The message about lithium was somewhat backed up by Cameron Perks, Principal Analyst with Benchmark Minerals, whose graphs indicated that under most of the scenarios, there won’t be enough lithium developments to keep up with the Base Case forecasts, let alone the High Case.
A ray of hope for investors came just after lunch on Day 2 with Reg Spencer, Senior Resources Analyst with Canaccord Genuity, telling the audience that 2024 was likely to be a turnaround one for commodity prices after a lacklustre 2023. Reg is a gold bull and says that he believes next year will be back-to-back wins for the yellow metal.

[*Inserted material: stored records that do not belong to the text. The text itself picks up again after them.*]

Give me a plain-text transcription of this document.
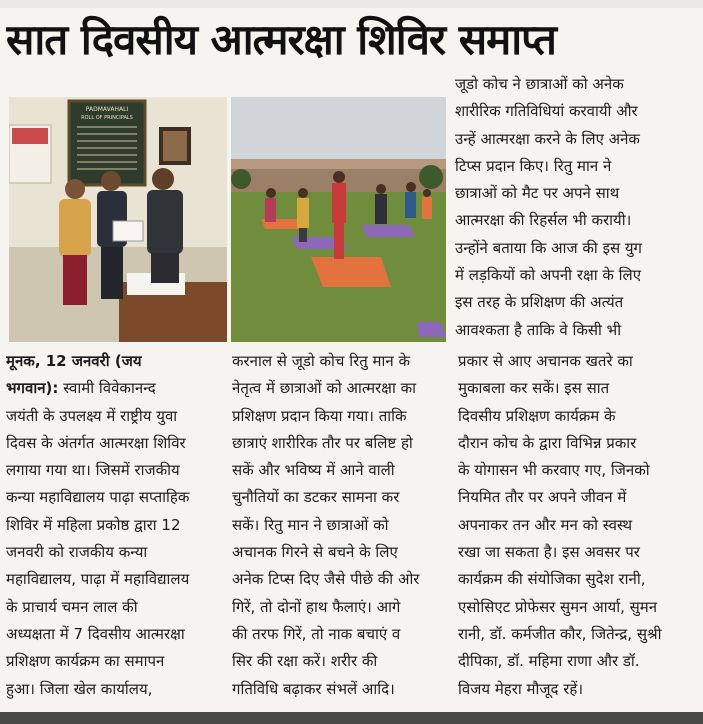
सात दिवसीय आत्मरक्षा शिविर समाप्त
PADMAVAHALI
ROLL OF PRINCIPALS
जूडो कोच ने छात्राओं को अनेक
शारीरिक गतिविधियां करवायी और
उन्हें आत्मरक्षा करने के लिए अनेक
टिप्स प्रदान किए। रितु मान ने
छात्राओं को मैट पर अपने साथ
आत्मरक्षा की रिहर्सल भी करायी।
उन्होंने बताया कि आज की इस युग
में लड़कियों को अपनी रक्षा के लिए
इस तरह के प्रशिक्षण की अत्यंत
आवश्कता है ताकि वे किसी भी
मूनक, 12 जनवरी (जय
भगवान): स्वामी विवेकानन्द
जयंती के उपलक्ष्य में राष्ट्रीय युवा
दिवस के अंतर्गत आत्मरक्षा शिविर
लगाया गया था। जिसमें राजकीय
कन्या महाविद्यालय पाढ़ा सप्ताहिक
शिविर में महिला प्रकोष्ठ द्वारा 12
जनवरी को राजकीय कन्या
महाविद्यालय, पाढ़ा में महाविद्यालय
के प्राचार्य चमन लाल की
अध्यक्षता में 7 दिवसीय आत्मरक्षा
प्रशिक्षण कार्यक्रम का समापन
हुआ। जिला खेल कार्यालय,
करनाल से जूडो कोच रितु मान के
नेतृत्व में छात्राओं को आत्मरक्षा का
प्रशिक्षण प्रदान किया गया। ताकि
छात्राएं शारीरिक तौर पर बलिष्ट हो
सकें और भविष्य में आने वाली
चुनौतियों का डटकर सामना कर
सकें। रितु मान ने छात्राओं को
अचानक गिरने से बचने के लिए
अनेक टिप्स दिए जैसे पीछे की ओर
गिरें, तो दोनों हाथ फैलाएं। आगे
की तरफ गिरें, तो नाक बचाएं व
सिर की रक्षा करें। शरीर की
गतिविधि बढ़ाकर संभलें आदि।
प्रकार से आए अचानक खतरे का
मुकाबला कर सकें। इस सात
दिवसीय प्रशिक्षण कार्यक्रम के
दौरान कोच के द्वारा विभिन्न प्रकार
के योगासन भी करवाए गए, जिनको
नियमित तौर पर अपने जीवन में
अपनाकर तन और मन को स्वस्थ
रखा जा सकता है। इस अवसर पर
कार्यक्रम की संयोजिका सुदेश रानी,
एसोसिएट प्रोफेसर सुमन आर्या, सुमन
रानी, डॉ. कर्मजीत कौर, जितेन्द्र, सुश्री
दीपिका, डॉ. महिमा राणा और डॉ.
विजय मेहरा मौजूद रहें।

While the audience numbers were a little off compared to July, the faithful heard some excellent presentations, with $550 million WA1 telling punters that its West Arunta Niobium Project had the potential to be up there with $30 billion CCBM from Brazil. Meeka Metals reminded the audience that its Murchison Gold Project throws off over $500 million free cash at the current spot price and Polymetals highlighted a cheap deal, a renegotiated royalty deal and $190 million in infrastructure should see it back in production next year.
Normally a highlight on Day 2 of the conference, the surf club drinks session had a somewhat more intimate feel with most of Hastings Street being blacked out. When the bar ran out of clean glasses and the last ray of light disappeared, the taps were turned off and that was the end of that.